Ну, я и прилег около младенца; лежу, караулю его. Набежала на нас дворня и помещик, – уж то-то они обрадовались, что и сказать не могу. Взяли ребёнка и понесли домой. И меня помещик приказал домой на руках нести.
И с того самого времени пошло моё житье лучше прежнего. Не всякий раз этак жить и человеку приходится.
Вот и собрал как-то раз хозяин гостей у себя и давай меня оценивать, чего я стою. И порешили они все сообща, чтобы сделать мне ошейник драгоценный и повесить на него из золота ожерелок на много тысяч…
«Что ж, – думаю, – как нельзя быть лучше. А хоть и хорошо мне жить, – да всё ж таки я собака!.. Сем-ка, сбегаю я к жене, – авось, теперь она надо мной смилуется и в человечий образ меня обернет»…
Ну, побежал я к жене на село, вхожу в избу свою, жена меня увидала, да и говорит:
– А, так ты опять сюда ходить повадился!..
Взяла палку да как хлопнет меня по спине:
– Был ты собакой, будь теперь воробьём до веку!..
И точно о ту пору обернулся я воробьём и полетел под застреху. Сел под застреху, нахохлился и думаю:
«Господи!.. Прежде я хоть собакой был, а теперь никуда негодным воробьём стал, самой ничтожной птицей!..»

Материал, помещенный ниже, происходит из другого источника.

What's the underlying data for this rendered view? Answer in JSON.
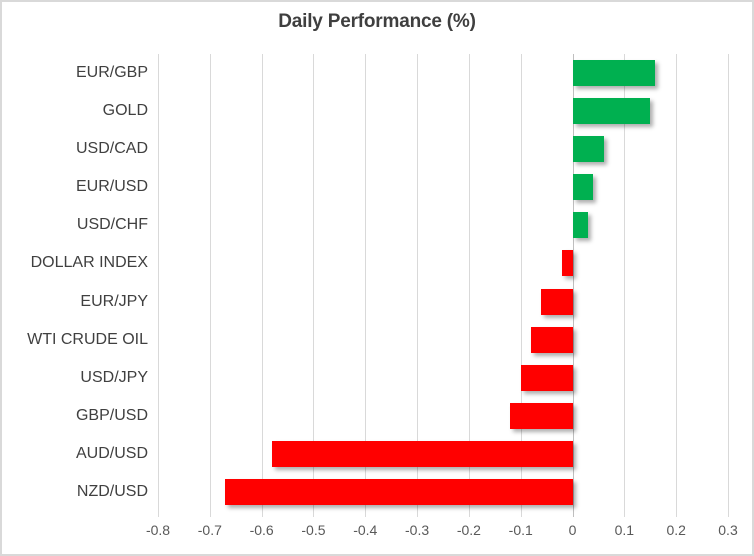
{
  "chart_data": {
    "type": "bar",
    "orientation": "horizontal",
    "title": "Daily Performance (%)",
    "categories": [
      "EUR/GBP",
      "GOLD",
      "USD/CAD",
      "EUR/USD",
      "USD/CHF",
      "DOLLAR INDEX",
      "EUR/JPY",
      "WTI CRUDE OIL",
      "USD/JPY",
      "GBP/USD",
      "AUD/USD",
      "NZD/USD"
    ],
    "values": [
      0.16,
      0.15,
      0.06,
      0.04,
      0.03,
      -0.02,
      -0.06,
      -0.08,
      -0.1,
      -0.12,
      -0.58,
      -0.67
    ],
    "xlim": [
      -0.8,
      0.3
    ],
    "xticks": [
      -0.8,
      -0.7,
      -0.6,
      -0.5,
      -0.4,
      -0.3,
      -0.2,
      -0.1,
      0,
      0.1,
      0.2,
      0.3
    ],
    "xtick_labels": [
      "-0.8",
      "-0.7",
      "-0.6",
      "-0.5",
      "-0.4",
      "-0.3",
      "-0.2",
      "-0.1",
      "0",
      "0.1",
      "0.2",
      "0.3"
    ],
    "grid": true,
    "legend": "none",
    "colors": {
      "positive": "#00B050",
      "negative": "#FF0000",
      "gridline": "#D9D9D9",
      "axis_line": "#BFBFBF",
      "title_text": "#3F3F3F",
      "category_text": "#404040",
      "tick_text": "#595959"
    }
  }
}
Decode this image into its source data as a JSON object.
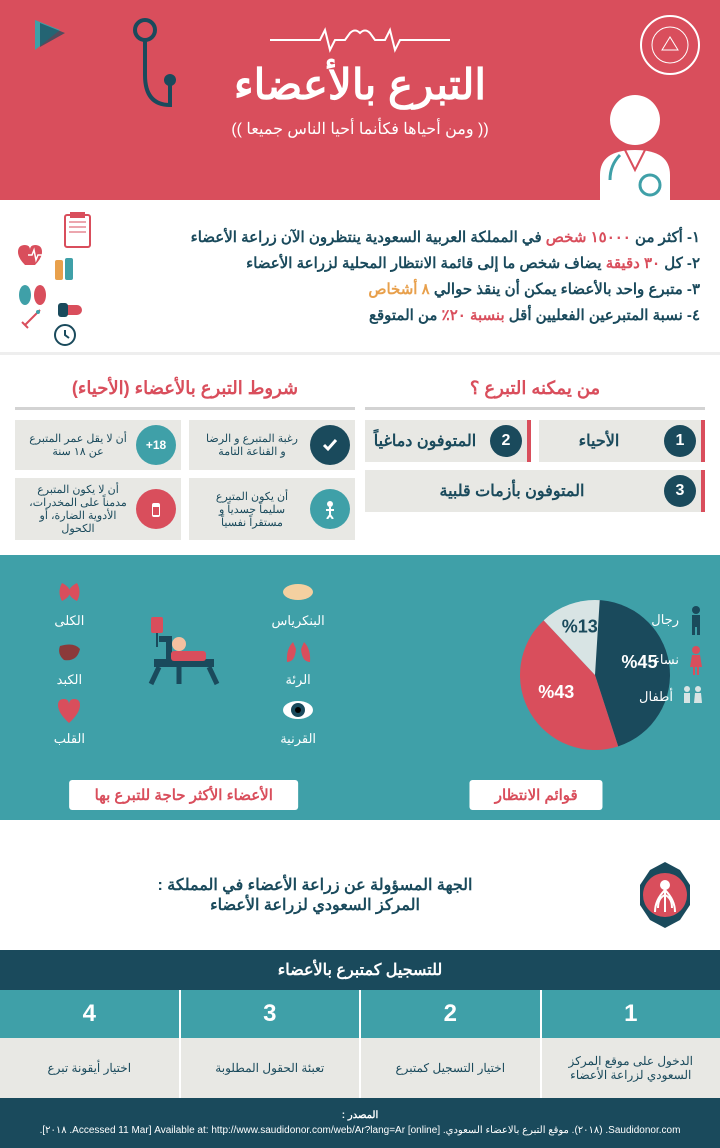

Проголодался я и полетел корму себе искать. Залетел в рощу, а там на птицу всякую силки наставлены были и между ними всякого зерна, сколько хочешь, насыпано было. Ну, грешным делом, как стал я зерна поклевывать, – в силках-то и запутался… Гляжу, двое ребятишек ко мне бегут. Взяли они меня, выпростали из силков, снесли домой и отдают меня тому человеку самому, у которого я господского ребёнка отбил, и который ростом аршина в четыре был, а то и поболе того… Увидал меня старик и сразу признал меня, – кто, то есть, я таков был… Купил он меня у ребятишек, спутал мне ноги, положил на стол и давай меня палкой бить, по чём ни попадя, – чуть, было, до смерти меня не зашиб…
Бил он меня, бил, потом эту палку бросил, принес другую, – разок ударил, я и обернулся человеком, каким прежде был.
– Знаешь, – говорит мне человек этот, – за что я тебя, старичок, бил? За то, что ты о ту пору не дал мне унести у помещика ребёнка. А эти двое ребятишек его же дети, старшие братцы того ребёнка, которого ты отбил. Ну, да то дело прошлое, и я тебе это прощаю. А чтоб мог ты жену свою к рукам прибрать, – возьми ты эти уздечки, и как пойдешь ты домой, да встретятся тебе по пути кобылка да жеребчик, – ты их о ту пору обратай, да смотри во всю жизнь с них узды не снимай, пока они не подохнут… А снимешь узду, – и обернется лошадь твоей женой, и тогда она тебя на всю жизнь опять в воробья обернет!..
– Видишь ты, барин, – вот на этой кобылице я и землю пашу, а жеребчика на привязи держу. И что мы с тобой говорим сейчас, то они слушают, да ушами потряхивают и головами мотают… Ну, только уздечек-то я с них во всю жизнь не сниму, пока им смерть не придет!..
Замолчал старик. Барин выслушал его и говорит кучеру:
– Правда твоя была: хорошему везде хорошо. А плохому человеку доля не лучше стариковой жены будет, что землю пашет.